AKP'lilerin olayı savunması, failleri cezasız bırakması, olayı soğumaya ve unutturmaya çabalaması onların bugün geldikleri yerin habercisiydi.
Oysa AKP, bu ve buna benzer olayları çözmek, hak ve hukuku tesis etmek, özgürlük ve adalet temelinde bu cumhuriyeti yeniden düzenlemek üzere yola çıkmışlardı.
Roboski katliamı, AKP'yi devletin karanlık dehlizlerine çekti. Ne yazık ki bugün itibariyle onlar bile kendilerini tanıyamıyorlar.
Roboski katliamının yüreğimizde açtığı onulmaz yaranın sebeplerinden biri ve en önemlisi budur.
Zira tanıdığımızı sandığımız, hak ve hukuktan ayrılmayacağını düşündüğümüz birçok AKP'li arkadaşımız bu olayda sınıfta kaldılar ve bir daha da düzelemediler.

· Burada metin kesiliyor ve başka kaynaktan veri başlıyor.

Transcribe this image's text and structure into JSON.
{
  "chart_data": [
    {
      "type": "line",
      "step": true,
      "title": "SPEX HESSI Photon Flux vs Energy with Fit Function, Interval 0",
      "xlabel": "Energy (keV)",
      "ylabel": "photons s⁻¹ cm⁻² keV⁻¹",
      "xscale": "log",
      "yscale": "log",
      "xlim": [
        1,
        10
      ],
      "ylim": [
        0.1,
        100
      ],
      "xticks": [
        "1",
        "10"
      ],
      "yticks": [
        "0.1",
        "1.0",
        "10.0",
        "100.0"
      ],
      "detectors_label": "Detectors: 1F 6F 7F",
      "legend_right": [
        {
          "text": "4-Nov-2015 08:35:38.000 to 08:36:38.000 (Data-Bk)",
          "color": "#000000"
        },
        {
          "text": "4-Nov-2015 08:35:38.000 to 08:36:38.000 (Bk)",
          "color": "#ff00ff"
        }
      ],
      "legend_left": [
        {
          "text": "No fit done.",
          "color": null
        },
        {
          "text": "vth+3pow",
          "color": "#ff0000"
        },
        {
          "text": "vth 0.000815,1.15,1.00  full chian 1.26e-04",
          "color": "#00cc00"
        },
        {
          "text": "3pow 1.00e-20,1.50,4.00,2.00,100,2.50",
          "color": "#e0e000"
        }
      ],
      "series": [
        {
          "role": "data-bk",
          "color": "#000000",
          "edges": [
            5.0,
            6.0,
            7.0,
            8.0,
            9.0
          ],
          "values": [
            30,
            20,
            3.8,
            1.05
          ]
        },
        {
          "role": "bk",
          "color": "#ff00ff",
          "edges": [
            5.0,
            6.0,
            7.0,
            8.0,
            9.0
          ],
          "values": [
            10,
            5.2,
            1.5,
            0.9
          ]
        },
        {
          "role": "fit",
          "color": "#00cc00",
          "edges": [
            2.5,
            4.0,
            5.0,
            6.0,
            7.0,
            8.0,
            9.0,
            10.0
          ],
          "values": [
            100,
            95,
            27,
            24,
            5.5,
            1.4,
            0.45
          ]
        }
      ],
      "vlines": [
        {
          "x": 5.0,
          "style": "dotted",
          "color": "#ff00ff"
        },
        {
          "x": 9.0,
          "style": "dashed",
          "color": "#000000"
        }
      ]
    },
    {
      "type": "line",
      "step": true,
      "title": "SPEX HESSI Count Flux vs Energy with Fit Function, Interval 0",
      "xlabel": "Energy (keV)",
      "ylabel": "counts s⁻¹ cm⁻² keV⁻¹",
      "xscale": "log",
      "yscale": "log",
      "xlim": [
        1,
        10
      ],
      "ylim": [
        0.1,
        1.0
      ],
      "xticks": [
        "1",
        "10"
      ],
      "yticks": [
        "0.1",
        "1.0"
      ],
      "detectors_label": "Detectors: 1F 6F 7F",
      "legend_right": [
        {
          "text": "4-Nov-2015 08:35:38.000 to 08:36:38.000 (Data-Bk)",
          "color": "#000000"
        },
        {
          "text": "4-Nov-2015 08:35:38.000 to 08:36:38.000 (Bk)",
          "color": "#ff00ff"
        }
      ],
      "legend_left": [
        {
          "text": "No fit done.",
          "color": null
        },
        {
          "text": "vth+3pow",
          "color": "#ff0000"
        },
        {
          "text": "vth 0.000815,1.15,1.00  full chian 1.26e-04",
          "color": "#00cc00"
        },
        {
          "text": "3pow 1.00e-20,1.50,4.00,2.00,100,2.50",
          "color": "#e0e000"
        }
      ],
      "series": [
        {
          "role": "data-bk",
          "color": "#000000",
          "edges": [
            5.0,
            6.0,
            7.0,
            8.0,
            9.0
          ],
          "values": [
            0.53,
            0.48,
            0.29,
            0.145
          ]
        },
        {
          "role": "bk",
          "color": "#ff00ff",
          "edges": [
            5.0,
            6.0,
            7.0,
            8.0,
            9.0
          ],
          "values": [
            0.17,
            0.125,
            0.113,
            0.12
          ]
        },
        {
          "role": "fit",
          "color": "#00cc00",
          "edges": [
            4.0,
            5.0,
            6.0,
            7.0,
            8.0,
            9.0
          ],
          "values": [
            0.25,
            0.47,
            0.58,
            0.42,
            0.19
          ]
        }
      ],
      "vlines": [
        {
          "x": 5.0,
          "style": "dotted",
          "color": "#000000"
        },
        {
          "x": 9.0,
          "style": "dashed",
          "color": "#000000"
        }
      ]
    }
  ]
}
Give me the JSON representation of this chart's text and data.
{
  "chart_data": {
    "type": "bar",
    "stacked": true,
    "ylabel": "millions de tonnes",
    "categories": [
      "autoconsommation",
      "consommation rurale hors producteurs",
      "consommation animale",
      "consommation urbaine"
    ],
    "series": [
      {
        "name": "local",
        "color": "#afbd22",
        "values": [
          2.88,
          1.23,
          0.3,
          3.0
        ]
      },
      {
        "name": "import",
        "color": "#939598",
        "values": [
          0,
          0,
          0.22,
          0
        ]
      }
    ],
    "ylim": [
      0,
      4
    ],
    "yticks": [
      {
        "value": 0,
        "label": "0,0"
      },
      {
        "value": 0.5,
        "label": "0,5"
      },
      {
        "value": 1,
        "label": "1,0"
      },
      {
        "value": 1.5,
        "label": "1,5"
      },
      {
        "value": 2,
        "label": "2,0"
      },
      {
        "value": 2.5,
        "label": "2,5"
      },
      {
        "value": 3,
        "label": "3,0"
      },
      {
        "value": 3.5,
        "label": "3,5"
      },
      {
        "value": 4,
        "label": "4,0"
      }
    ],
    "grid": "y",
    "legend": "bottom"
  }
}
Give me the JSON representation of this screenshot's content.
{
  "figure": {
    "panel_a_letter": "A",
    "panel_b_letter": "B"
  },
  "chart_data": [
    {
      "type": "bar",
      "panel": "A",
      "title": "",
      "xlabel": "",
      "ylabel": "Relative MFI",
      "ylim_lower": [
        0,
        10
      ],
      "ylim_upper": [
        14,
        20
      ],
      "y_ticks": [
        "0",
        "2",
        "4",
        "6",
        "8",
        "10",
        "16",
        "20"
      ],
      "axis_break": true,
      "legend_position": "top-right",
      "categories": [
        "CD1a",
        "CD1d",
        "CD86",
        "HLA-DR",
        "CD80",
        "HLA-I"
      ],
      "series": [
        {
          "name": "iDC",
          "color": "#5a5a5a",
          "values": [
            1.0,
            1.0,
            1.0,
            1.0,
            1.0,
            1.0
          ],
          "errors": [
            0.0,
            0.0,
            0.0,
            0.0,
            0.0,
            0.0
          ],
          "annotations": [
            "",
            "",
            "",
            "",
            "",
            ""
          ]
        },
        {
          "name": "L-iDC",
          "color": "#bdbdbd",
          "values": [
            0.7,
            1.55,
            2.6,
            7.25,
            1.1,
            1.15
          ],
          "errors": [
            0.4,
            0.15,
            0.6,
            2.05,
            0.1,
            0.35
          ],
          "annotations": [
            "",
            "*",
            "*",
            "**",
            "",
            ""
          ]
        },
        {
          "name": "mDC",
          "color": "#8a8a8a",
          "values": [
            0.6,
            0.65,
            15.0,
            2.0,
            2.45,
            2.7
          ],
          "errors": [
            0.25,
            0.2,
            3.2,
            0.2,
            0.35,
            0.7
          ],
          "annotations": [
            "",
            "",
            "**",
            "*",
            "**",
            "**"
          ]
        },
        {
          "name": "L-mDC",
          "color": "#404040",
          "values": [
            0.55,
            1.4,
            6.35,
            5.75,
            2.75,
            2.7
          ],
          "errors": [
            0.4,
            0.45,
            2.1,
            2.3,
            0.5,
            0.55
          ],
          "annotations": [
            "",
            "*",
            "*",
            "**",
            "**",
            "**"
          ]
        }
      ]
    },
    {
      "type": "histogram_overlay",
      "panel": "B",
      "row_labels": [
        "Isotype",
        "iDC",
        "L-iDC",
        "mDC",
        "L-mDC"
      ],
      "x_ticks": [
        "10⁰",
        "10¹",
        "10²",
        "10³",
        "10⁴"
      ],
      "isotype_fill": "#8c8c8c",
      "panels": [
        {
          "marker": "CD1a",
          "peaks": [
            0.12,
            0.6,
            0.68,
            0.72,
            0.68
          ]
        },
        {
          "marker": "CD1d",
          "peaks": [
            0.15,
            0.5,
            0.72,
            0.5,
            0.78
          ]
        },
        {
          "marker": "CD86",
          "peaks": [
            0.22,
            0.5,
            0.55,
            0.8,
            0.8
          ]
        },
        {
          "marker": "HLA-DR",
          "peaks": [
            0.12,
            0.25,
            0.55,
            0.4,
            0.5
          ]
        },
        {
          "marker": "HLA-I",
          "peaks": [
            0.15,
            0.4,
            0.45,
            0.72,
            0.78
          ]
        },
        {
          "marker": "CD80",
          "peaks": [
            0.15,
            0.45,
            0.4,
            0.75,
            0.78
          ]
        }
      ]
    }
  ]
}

İkincisi ise, sözde Kürtlerin hakkını savunan, onların oyları ile seçilen ve onların hissiyatını olabildiğince sömüren HDP'nin, bu olay için Avrupa mahfillerinde "Bu iç işimizdir, siz karışmayın" diyerek, olayın, oralardan gelecek adalet taleplerinin önüne set çekmesidir.
Bu da gösteriyor ki, HDP ne kadar çok duygularımızı sömürse dahi sorunlarımıza gerçek anlamda sahip çıkmıyor.
HDP'nin bu umursamazlığı, AKP'nin de olayı soğutması Roboskili annelerin yüreğindeki ateşi soğutmuyor, aksine harlandırıyor.
Ölenlere bir kez daha rahmet ve mağfiret, yakınlarına sabır ve sükûnet diliyorum.
* Bu makalede yer alan fikirler yazara aittir ve Independent Türkçe’nin editöryal politikasını yansıtmayabilir.